The Story
Why it exists.
The beginning
Richard Herpin doesn't chase perfection, he chases the moment. His process starts with an emotional sketch: capture the feeling first, then layer in the details like color on canvas. You? emerged from that spontaneity, built around the idea that fragrance should mirror the wearer rather than impose itself on them. The brand's collaborative development process, over 500 customers contributing feedback during creation, kept the composition tethered to how it actually feels on different people, not just how it reads on paper. The result is a fragrance that refuses to sit still the same way twice.
The structure is unusual in how deliberately it refuses to commit. Bergamot and pear open clean, almost soapy, then milk and white chocolate slide in sideways, shifting the register from crisp to creamy without a hard pivot. It's the lactonic note that makes this work: fig and milk together create a skin-warmth effect that reads as intimate rather than gourmand, which is a narrow line to walk. Tonka and sandalwood anchor the base with enough warmth to extend the wear without pushing into heavy territory. The fougère undercurrent, coriander, cedar, a whisper of something aromatic, keeps the whole thing from becoming purely dessert.
The evolution
Bergamot hits first, bright and clean, almost mineral.

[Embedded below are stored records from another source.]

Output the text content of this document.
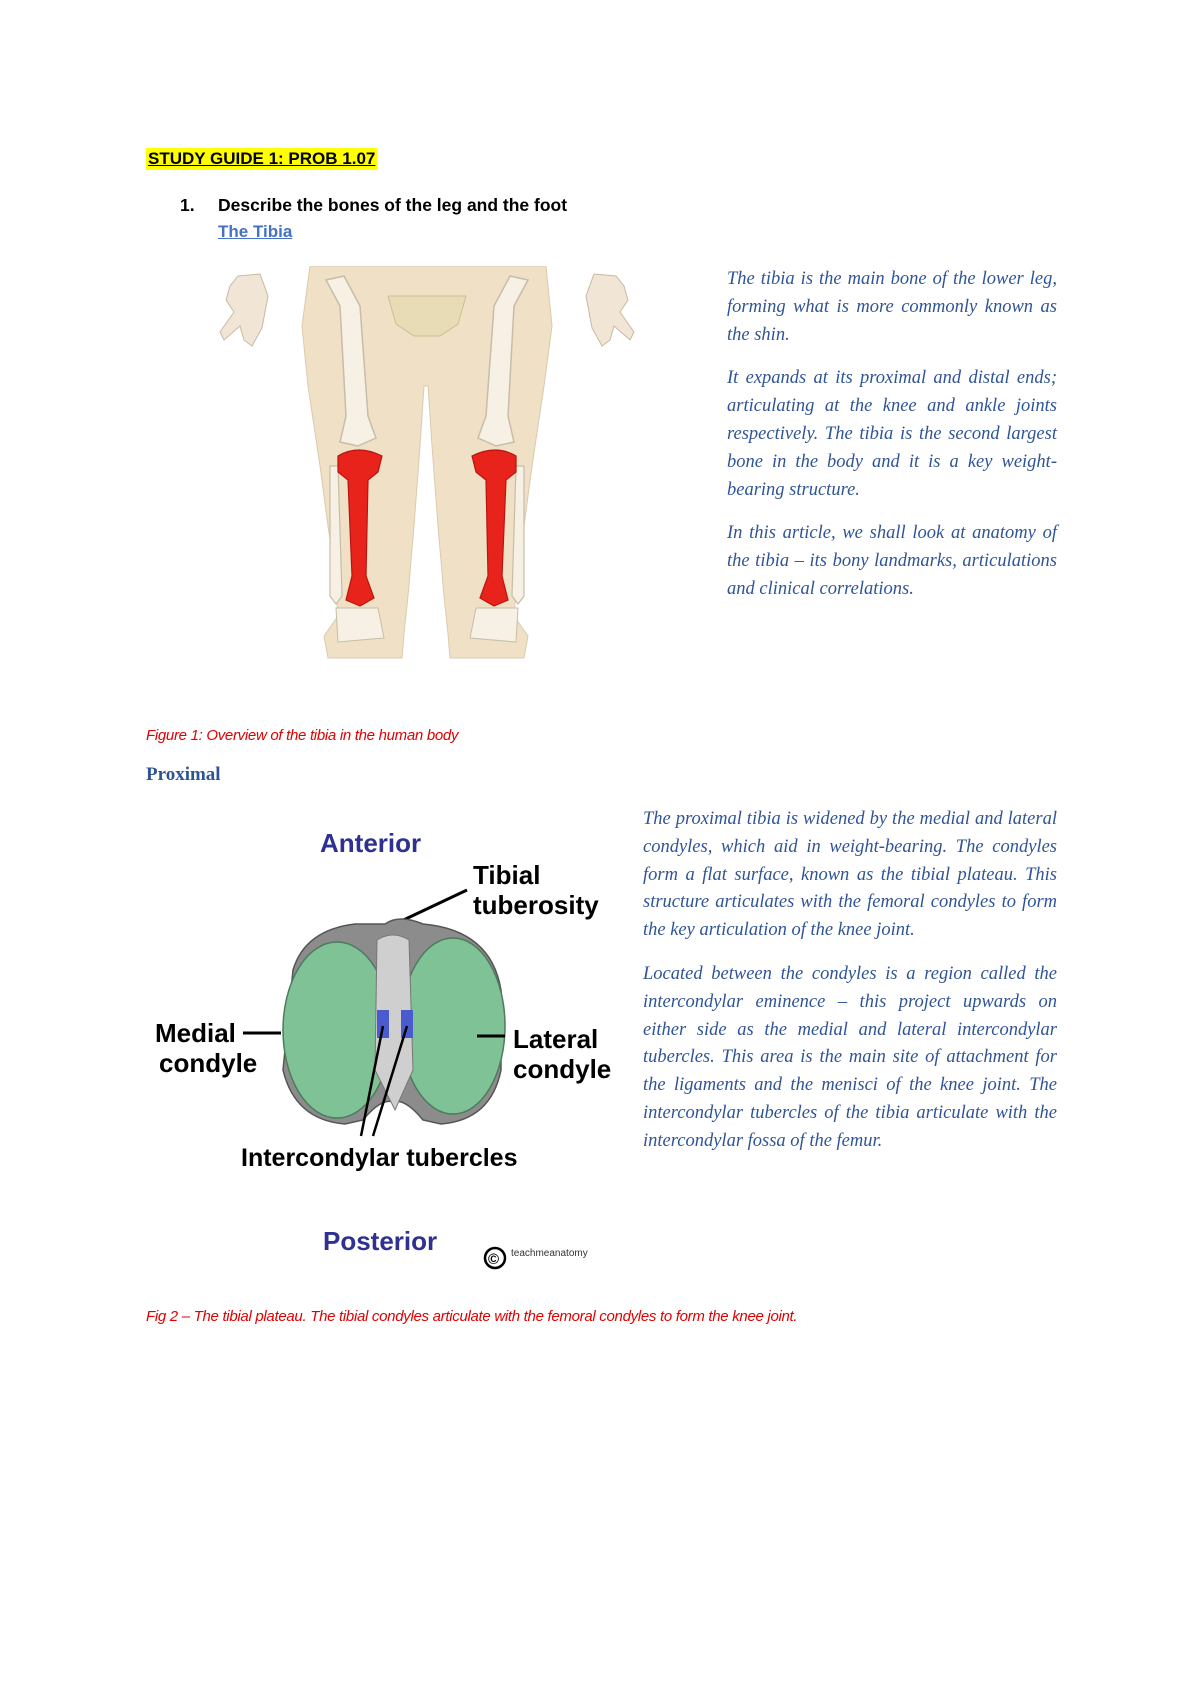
STUDY GUIDE 1: PROB 1.07
1. Describe the bones of the leg and the foot
The Tibia

The tibia is the main bone of the lower leg, forming what is more commonly known as the shin.

It expands at its proximal and distal ends; articulating at the knee and ankle joints respectively. The tibia is the second largest bone in the body and it is a key weight-bearing structure.

In this article, we shall look at anatomy of the tibia – its bony landmarks, articulations and clinical correlations.

Figure 1: Overview of the tibia in the human body
Proximal
Anterior
Tibial
tuberosity
Medial
condyle
Lateral
condyle
Intercondylar tubercles
Posterior
© teachmeanatomy

The proximal tibia is widened by the medial and lateral condyles, which aid in weight-bearing. The condyles form a flat surface, known as the tibial plateau. This structure articulates with the femoral condyles to form the key articulation of the knee joint.

Located between the condyles is a region called the intercondylar eminence – this project upwards on either side as the medial and lateral intercondylar tubercles. This area is the main site of attachment for the ligaments and the menisci of the knee joint. The intercondylar tubercles of the tibia articulate with the intercondylar fossa of the femur.

Fig 2 – The tibial plateau. The tibial condyles articulate with the femoral condyles to form the knee joint.
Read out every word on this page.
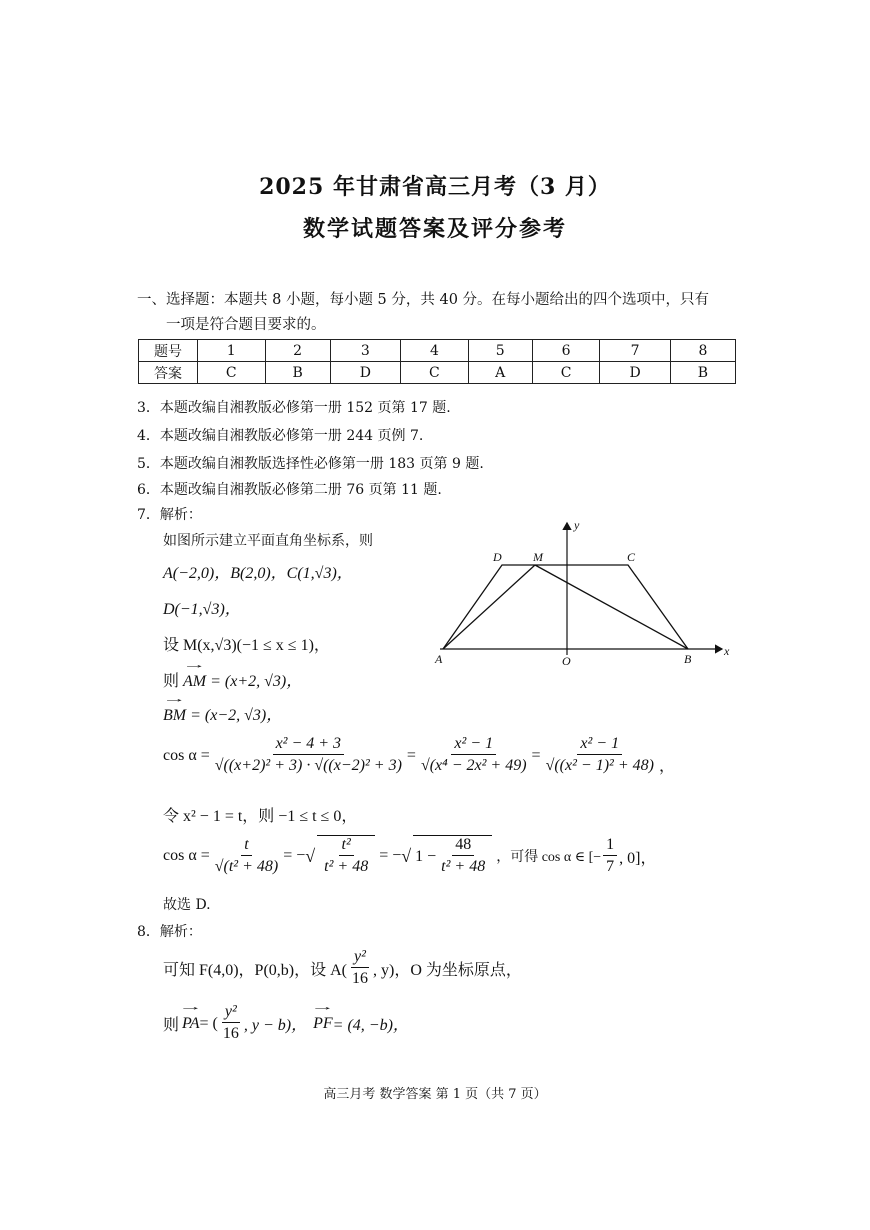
2025 年甘肃省高三月考（3 月）
数学试题答案及评分参考
一、选择题：本题共 8 小题，每小题 5 分，共 40 分。在每小题给出的四个选项中，只有
一项是符合题目要求的。
题号	1	2	3	4	5	6	7	8
答案	C	B	D	C	A	C	D	B
3．本题改编自湘教版必修第一册 152 页第 17 题.
4．本题改编自湘教版必修第一册 244 页例 7.
5．本题改编自湘教版选择性必修第一册 183 页第 9 题.
6．本题改编自湘教版必修第二册 76 页第 11 题.
7．解析：
如图所示建立平面直角坐标系，则
A(−2,0)，B(2,0)，C(1,√3)，
D(−1,√3)，
设 M(x,√3)(−1 ≤ x ≤ 1)，
则 → AM = (x+2, √3)，
→ BM = (x−2, √3)，
$\cos \alpha = \frac{\text{x² − 4 + 3}}{\text{√((x+2)² + 3) · √((x−2)² + 3)}} = \frac{\text{x² − 1}}{\text{√(x⁴ − 2x² + 49)}} = \frac{\text{x² − 1}}{\text{√((x² − 1)² + 48)}}$ ，
令 x² − 1 = t，则 −1 ≤ t ≤ 0，
$\cos \alpha = \frac{t}{\text{√(t² + 48)}}$ = − √ $\frac{\text{t²}}{\text{t² + 48}}$ = − √ $1 - \frac{48}{\text{t² + 48}}$ ，可得 cos α ∈ [− $\frac{1}{7}$ , 0]，
故选 D.
A	B
C
D	M
O
x
y
8．解析：
可知 F(4,0)，P(0,b)，设 $A( \frac{\text{y²}}{16}$ , y)，O 为坐标原点，
则 → PA = ( $\frac{\text{y²}}{16}$ , y − b)， → PF = (4, −b)，
高三月考 数学答案 第 1 页（共 7 页）
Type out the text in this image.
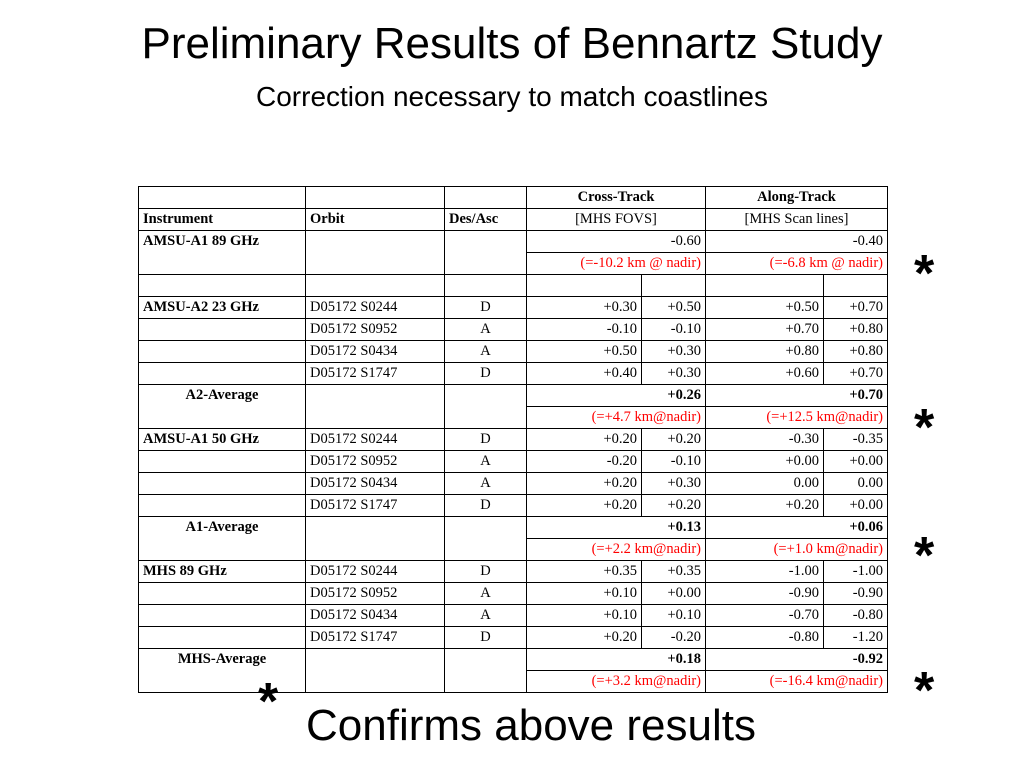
Preliminary Results of Bennartz Study
Correction necessary to match coastlines
			Cross-Track		Along-Track	
Instrument	Orbit	Des/Asc	[MHS FOVS]		[MHS Scan lines]	
AMSU-A1 89 GHz			-0.60		-0.40	
			(=-10.2 km @ nadir)		(=-6.8 km @ nadir)	

AMSU-A2 23 GHz	D05172 S0244	D	+0.30	+0.50	+0.50	+0.70
	D05172 S0952	A	-0.10	-0.10	+0.70	+0.80
	D05172 S0434	A	+0.50	+0.30	+0.80	+0.80
	D05172 S1747	D	+0.40	+0.30	+0.60	+0.70
A2-Average			+0.26		+0.70	
			(=+4.7 km@nadir)		(=+12.5 km@nadir)	
AMSU-A1 50 GHz	D05172 S0244	D	+0.20	+0.20	-0.30	-0.35
	D05172 S0952	A	-0.20	-0.10	+0.00	+0.00
	D05172 S0434	A	+0.20	+0.30	0.00	0.00
	D05172 S1747	D	+0.20	+0.20	+0.20	+0.00
A1-Average			+0.13		+0.06	
			(=+2.2 km@nadir)		(=+1.0 km@nadir)	
MHS 89 GHz	D05172 S0244	D	+0.35	+0.35	-1.00	-1.00
	D05172 S0952	A	+0.10	+0.00	-0.90	-0.90
	D05172 S0434	A	+0.10	+0.10	-0.70	-0.80
	D05172 S1747	D	+0.20	-0.20	-0.80	-1.20
MHS-Average			+0.18		-0.92	
			(=+3.2 km@nadir)		(=-16.4 km@nadir)	
*
*
*
*
* Confirms above results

Pear arrives within minutes and softens everything, adds a watery sweetness that makes the opening feel like morning light through thin curtains. Then the milk comes. Not cream, not vanilla, actual milk, the lactonic note doing the heavy lifting. White chocolate follows, and this is where it gets interesting: the chocolate doesn't sweeten the composition, it deepens it. Jasmine and freesia arrive quietly in the heart, floral but not loud. The drydown belongs to sandalwood and tonka, they linger the longest, warming against skin for hours after the florals fade. By the end, it's just skin and wood and a ghost of something sweet.
Cultural impact
You? sits comfortably in the current moment, fig-forward, lactonic, skin-close, joining a wave of fragrances that trade projection for intimacy. The independent niche positioning gives it room to be quieter than the market without apologizing for it. Wearers who gravitate toward this tend to have a specific relationship with fragrance: they want it to feel private, personal, earned through proximity rather than announced from across the room.